THE INDIANS FOR THE UNION.

Later intelligence from the Cherokee Nation contradicts the former statements relative to John Ross, who with 8000 Indians had declared himself for the Union. A skirmish had taken place already between the revolted Indians and Ross's body-guard.

CANNONADING AT CHARLESTON.

The Charleston Mercury of the 25th ult. says that, late on the evening of the 24th, the blockading steamer Vandalia having ventured nearer than usual to the harbor, the batteries of both forts opened upon her. For a time she replied with spirit, but the distance being very great, the firing soon ceased, and the steamer retired beyond range.

RETURN OF THE LAST POLAR EXPEDITION.

A dispatch from Halifax announces the arrival there of the Polar Expedition, under Dr. Hayes, which left the United States some two years ago. Two of the party have died during their absence, but the rest are well. The expedition spent last winter at Port Foulke, near Alexander, and proceeded during the last summer with dogs and sledges as high as lat. 81 35'.
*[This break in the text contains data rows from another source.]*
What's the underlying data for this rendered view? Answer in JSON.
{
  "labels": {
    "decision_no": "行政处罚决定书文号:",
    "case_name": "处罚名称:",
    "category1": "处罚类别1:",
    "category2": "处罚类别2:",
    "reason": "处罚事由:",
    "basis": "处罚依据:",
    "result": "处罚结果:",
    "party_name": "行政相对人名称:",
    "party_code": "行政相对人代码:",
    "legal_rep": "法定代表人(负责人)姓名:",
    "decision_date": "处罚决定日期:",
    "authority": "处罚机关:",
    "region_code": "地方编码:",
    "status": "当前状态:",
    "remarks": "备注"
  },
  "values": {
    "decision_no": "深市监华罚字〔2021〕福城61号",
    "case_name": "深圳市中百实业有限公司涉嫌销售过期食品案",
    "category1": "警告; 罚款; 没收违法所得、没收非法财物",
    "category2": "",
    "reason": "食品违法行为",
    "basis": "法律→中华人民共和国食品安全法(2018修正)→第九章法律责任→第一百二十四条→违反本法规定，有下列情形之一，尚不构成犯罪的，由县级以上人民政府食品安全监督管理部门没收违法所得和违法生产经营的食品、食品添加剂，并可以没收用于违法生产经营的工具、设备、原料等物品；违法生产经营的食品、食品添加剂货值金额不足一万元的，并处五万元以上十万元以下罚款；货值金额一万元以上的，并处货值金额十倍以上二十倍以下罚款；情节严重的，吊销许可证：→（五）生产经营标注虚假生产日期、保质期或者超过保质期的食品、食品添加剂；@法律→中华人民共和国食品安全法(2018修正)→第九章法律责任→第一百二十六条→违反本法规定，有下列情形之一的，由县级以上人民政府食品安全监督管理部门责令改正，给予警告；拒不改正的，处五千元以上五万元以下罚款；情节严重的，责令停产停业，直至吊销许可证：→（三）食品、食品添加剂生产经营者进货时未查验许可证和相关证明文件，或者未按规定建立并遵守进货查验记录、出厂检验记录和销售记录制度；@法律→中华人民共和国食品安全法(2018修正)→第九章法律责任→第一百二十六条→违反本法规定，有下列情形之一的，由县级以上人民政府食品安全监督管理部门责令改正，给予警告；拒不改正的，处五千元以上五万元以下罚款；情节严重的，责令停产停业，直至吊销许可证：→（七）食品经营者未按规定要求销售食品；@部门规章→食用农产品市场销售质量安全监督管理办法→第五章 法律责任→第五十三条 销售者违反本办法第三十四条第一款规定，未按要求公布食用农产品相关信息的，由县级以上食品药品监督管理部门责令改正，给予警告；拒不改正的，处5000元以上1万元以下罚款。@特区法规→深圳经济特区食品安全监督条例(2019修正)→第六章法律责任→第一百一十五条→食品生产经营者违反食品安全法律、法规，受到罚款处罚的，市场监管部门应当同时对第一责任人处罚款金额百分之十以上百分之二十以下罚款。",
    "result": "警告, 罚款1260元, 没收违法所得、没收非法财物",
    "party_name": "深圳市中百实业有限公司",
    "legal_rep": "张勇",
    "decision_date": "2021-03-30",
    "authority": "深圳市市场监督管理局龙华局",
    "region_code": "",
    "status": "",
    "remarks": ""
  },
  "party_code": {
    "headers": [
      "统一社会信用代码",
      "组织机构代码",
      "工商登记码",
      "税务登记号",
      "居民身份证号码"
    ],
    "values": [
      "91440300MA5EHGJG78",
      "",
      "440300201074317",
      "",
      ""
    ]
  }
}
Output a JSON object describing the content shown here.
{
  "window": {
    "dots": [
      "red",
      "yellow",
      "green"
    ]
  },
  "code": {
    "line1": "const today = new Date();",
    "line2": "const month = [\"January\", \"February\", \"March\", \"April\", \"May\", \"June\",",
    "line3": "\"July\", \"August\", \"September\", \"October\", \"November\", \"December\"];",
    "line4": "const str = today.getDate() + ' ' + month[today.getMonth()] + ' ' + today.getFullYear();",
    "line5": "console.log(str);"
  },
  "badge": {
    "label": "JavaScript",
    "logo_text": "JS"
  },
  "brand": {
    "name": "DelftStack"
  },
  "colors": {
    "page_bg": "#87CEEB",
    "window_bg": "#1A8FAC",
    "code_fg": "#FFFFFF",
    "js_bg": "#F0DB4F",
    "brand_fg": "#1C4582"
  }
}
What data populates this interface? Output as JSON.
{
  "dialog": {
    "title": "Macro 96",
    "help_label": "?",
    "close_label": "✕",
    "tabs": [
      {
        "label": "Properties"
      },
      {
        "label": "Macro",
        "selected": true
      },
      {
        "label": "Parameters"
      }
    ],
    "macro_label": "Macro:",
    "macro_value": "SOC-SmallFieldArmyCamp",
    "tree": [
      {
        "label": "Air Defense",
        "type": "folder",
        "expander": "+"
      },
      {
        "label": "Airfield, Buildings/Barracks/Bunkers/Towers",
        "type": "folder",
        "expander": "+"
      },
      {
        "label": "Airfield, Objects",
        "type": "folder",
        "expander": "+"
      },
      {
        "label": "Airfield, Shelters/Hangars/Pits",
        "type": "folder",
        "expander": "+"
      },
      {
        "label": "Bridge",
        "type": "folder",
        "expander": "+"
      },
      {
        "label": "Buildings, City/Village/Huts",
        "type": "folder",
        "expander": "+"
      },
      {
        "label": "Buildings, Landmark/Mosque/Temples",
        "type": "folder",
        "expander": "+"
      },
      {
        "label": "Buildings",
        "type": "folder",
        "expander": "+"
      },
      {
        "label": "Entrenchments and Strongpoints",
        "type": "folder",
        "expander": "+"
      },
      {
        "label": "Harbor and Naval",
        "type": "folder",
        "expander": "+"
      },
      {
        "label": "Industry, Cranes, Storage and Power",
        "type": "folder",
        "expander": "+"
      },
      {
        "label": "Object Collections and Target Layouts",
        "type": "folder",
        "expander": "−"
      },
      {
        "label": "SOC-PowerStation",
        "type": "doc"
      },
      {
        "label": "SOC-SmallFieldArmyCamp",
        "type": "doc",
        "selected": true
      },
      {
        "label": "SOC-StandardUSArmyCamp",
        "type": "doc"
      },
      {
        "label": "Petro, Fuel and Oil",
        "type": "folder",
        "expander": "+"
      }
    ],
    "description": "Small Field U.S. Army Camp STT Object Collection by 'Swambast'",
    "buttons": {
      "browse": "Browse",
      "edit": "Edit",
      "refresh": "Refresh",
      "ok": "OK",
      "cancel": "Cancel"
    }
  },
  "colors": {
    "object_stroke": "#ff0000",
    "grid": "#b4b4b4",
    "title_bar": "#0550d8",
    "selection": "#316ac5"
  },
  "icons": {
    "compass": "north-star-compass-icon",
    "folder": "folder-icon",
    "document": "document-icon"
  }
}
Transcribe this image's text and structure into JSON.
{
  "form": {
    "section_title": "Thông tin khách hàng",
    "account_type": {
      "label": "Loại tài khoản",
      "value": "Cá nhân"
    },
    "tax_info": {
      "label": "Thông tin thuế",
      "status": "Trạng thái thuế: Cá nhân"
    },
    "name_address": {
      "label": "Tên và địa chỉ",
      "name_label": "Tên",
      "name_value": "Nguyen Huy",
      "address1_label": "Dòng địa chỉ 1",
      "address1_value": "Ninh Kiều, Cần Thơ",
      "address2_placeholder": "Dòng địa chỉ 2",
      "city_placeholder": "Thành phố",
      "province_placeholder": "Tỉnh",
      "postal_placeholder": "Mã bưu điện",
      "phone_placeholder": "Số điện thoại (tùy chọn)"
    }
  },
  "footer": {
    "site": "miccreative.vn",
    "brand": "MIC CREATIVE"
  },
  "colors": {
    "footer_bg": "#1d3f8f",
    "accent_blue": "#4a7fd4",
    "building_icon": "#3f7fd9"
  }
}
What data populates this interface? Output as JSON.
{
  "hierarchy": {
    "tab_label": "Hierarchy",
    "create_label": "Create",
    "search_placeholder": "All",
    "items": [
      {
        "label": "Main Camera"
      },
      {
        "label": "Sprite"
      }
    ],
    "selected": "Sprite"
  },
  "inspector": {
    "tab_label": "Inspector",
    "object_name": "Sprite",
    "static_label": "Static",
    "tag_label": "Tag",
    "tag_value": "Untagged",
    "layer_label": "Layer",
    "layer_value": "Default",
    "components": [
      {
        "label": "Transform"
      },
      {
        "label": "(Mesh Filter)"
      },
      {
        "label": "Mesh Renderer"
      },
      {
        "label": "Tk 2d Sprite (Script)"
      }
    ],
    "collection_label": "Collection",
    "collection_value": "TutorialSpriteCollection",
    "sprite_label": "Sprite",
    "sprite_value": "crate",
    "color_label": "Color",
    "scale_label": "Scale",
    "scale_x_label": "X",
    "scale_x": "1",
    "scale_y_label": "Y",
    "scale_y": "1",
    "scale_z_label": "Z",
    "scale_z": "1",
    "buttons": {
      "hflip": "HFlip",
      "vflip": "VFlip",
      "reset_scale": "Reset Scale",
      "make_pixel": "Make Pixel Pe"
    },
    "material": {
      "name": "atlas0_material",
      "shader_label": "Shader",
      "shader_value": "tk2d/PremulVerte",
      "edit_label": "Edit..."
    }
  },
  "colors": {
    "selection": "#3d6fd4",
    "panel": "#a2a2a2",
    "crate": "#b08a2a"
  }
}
ACTIVITY OF COMMERCE AT THIS PORT.

 From September 1 to 9th inst. inclusive, there have been 520 sail of vessels arrived from foreign ports at this port. During the same time there have been 559 clearances, also for foreign ports, of which 32 were for Liverpool, 11 for London, and 62 for Havre. There are now 35 sail up and loading for the port of Havre alone—all of which are loading breadstuffs.

RAILROAD COMPETITION.

A Washington correspondent writes : "Secretary Cameron is anxious to reopen the Baltimore and Ohio road, as, being a heavy owner in the Northern Central, he is charged with conniving at the disability of the rival road. Although the charge is unjust, he is anxious to avoid the semblance of any thing wrong or selfish, and will, it is said, insist upon the opening of the western road it the earliest practicable moment for government purposes. The moment the beef of Western Virginia and the salt provisions of the great West can come here by the way of Wheeling and Cumberland, prices will diminish. Every thing is obliged to pass over the Northern Central road, and such is the competition upon that line among shippers of goods, that not unfrequently a hundred dollars is paid for an immediate chance to forward goods—not to the company, but to a shipper whose name stands first on the books."

FOREIGN NEWS.

ENGLAND.

THE INTERVENTION IN MEXICO.

THE London Times having announced that the three allied Powers contemplated an invasion of the soil of Mexico, the Government organ—the London Post—contradicts the statement, and repeats the assertion that a grand naval demonstration against the republic, and the sequestration of the customs revenues to payment of the debts, is all that is contemplated by England, France, and Spain. The treaty was not signed at the latest moment, and the Paris Patrie states that Napoleon had some hesitation in doing so. A French war ship had been, however, ordered from Brest to the Gulf of Mexico. The London Times says that President Lincoln approves of the intended demonstration.

ITALY.

AFFAIRS IN ITALY.

From Italy we again have rumors regarding the precarious condition of the Pope's health. At Bologna turbulent demonstrations had taken place, caused by the high price of provisions. Several arrests had been made, and precautionary measures had been adopted. In a circular, addressed by Count Ricasoli to the Italian Consular Agents, he states that the national flag of Italy covers 800,000 tons of shipping, manned by 100,000 sailors.

CHINA.

OUR SQUADRON COMING HOME.

The United States squadron on the China coast is on its way home, with the exception of one small vessel, which had gone to Shanghai to overhaul a schooner which was fitting out, it was said, as a rebel privateer in that port.

CANADA.

ARREST OF COLONEL RANKIN.

Colonel Rankin, member of the Provincial Parliament, has been arrested for enlisting recruits for the American army. The offense urged against him in the complainant's affidavit is, that he has agreed to accept a military commission to enter into the service of the United States, and that he has induced divers of the Queen's lieges to enlist in the same service. This offense is said to be in violation of the Canadian statute known as "The Foreign Enlistment Act."